Evan explains that he began collaborating with Michael as a first-year student, working alongside a Master's student on Variational Autoencoders with Deep Q-Networks, a type of reinforcement learning (RL) algorithm. "We couldn't get the idea working," he says, "and the project fizzled out, but it piqued my interest in both RL and Variational Inference. I've revisited these ideas in conjunction over the past couple of years, and this proposal and research project will hopefully synthesize my thoughts on the subject."
And what might that look like? First, some background.
"Any time we have robotics or computer programs interacting with the real world," Evan says, "there exists a lot of uncertainty. When deploying a program that, for example, modulates the power grid, or a self-driving bus that carts children to school, a lot is at stake. Storms can impede driving, hard drives can fail, car accidents happen, and programs can seg-fault. When faced with uncertainty, we want to make sure our Artificial Intelligence can make decisions. The agents interact with the world over time, so we can formalize this problem as learning good policies (or actions) over time, under uncertainty."
To construct agents that operate under uncertainty, he says, it's necessary to categorize uncertainties. For example, epistemic uncertainty is created by a lack of data, whereas aleatoric uncertainty is the result of random changes in the environment.
"My work," Evan says, "is a research study on a unified view of uncertainty in Deep Reinforcement Learning. First, we'll provide a taxonomy and vocabulary to describe the various uncertainties used in reinforcement learning. Next, we'll compare and contrast different contemporary papers, clearly distinguishing the types of uncertainty each paper considers and how the papers interact. The study will also provide some theoretical comparisons between the types of uncertainty. Finally, we'll use the study to inform the design of a new set of algorithms based on the insights ascertained. My hypothesis is that techniques from Variational Inference can be used as a unifying tool for the competing techniques."
With the summer only months away, Evan tells us that he can't wait to explore, read, and tinker: "I'm ecstatic and really thankful to all the students and professors that got me here. I remember being a first-year student sitting in on Michael's lab meetings and catching every tenth word. Flustered, a couple of seniors and PhD students took me under their wings and pointed me in the right direction. I owe everything to those student mentors and Michael for nurturing me as a researcher. Michael has been helpful and understanding, supportive during the rough weeks, and he sparks creativity in all of his students. I often look forward to our exploratory debates and deep dives into 'what is really going on'."

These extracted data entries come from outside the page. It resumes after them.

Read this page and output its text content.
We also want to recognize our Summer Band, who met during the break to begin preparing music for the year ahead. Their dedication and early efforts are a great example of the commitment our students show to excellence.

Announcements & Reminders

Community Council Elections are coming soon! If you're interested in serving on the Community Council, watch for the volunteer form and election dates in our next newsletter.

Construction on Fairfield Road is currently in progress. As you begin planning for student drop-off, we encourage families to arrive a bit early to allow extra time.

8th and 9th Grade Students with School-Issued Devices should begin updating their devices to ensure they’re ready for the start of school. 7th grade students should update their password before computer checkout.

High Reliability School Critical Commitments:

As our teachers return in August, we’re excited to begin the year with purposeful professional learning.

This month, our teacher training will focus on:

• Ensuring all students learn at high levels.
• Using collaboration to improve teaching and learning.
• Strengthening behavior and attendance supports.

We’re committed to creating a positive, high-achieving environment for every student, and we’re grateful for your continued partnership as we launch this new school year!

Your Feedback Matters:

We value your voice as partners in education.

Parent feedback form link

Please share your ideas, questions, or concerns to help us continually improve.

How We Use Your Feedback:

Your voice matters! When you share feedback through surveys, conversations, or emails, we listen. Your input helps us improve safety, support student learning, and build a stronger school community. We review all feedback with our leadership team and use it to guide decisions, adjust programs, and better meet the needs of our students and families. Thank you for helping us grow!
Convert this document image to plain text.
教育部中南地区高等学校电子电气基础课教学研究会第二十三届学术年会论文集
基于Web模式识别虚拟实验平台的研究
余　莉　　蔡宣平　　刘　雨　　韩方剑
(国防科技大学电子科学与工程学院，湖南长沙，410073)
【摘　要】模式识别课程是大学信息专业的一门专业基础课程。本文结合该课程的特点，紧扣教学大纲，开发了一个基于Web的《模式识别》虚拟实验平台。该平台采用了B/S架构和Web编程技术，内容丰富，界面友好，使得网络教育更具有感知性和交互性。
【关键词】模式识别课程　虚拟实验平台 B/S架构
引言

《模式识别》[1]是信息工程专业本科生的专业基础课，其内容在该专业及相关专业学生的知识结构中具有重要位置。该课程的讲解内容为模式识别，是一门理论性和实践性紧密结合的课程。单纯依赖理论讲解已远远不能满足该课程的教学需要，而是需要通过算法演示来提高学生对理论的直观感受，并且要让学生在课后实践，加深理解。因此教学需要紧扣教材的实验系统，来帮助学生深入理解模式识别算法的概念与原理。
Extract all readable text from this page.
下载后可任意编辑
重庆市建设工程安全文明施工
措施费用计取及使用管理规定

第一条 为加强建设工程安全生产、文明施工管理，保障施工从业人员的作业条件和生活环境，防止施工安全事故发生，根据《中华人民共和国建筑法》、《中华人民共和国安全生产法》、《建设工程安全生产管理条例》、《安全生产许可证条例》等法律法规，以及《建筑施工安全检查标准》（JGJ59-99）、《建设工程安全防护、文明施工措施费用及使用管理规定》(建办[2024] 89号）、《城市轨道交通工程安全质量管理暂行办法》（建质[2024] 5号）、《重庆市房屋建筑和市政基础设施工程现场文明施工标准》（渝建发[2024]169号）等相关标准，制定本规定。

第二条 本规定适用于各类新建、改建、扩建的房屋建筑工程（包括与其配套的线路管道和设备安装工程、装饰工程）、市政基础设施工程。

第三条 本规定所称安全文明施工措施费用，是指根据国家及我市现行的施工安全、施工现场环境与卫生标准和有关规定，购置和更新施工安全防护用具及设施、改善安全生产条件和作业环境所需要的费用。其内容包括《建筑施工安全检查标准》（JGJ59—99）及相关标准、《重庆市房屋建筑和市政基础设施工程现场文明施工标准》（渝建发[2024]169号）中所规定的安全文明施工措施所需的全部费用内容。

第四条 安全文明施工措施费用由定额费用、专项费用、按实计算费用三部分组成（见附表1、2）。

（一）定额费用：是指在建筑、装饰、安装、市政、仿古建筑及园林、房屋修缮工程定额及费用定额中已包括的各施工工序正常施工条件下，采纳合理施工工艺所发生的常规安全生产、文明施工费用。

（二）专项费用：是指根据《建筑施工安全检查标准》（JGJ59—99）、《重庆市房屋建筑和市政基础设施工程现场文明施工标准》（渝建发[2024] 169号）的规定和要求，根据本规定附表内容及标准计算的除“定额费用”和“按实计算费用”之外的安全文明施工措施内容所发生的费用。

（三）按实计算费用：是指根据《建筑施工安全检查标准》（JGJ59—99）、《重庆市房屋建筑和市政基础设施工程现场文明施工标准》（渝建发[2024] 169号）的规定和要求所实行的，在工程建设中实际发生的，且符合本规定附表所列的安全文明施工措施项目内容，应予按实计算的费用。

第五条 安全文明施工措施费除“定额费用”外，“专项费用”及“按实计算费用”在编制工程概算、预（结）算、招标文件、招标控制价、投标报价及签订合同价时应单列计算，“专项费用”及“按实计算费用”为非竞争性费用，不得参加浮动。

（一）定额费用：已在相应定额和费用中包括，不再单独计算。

Evan's eagerness and excitement is exactly what Peter Norvig is looking for. He sees this award as a multiplier that will amplify the value of his gift and extend it through time. "In the past," he says, "we had to build all our own tools, and we didn't have time to combine computer science with other fields. Now, there are so many opportunities to do so. I think it's a wise choice: you invest in things that you think will do good, and educating a student allows them to help add to the things that you're already trying to accomplish."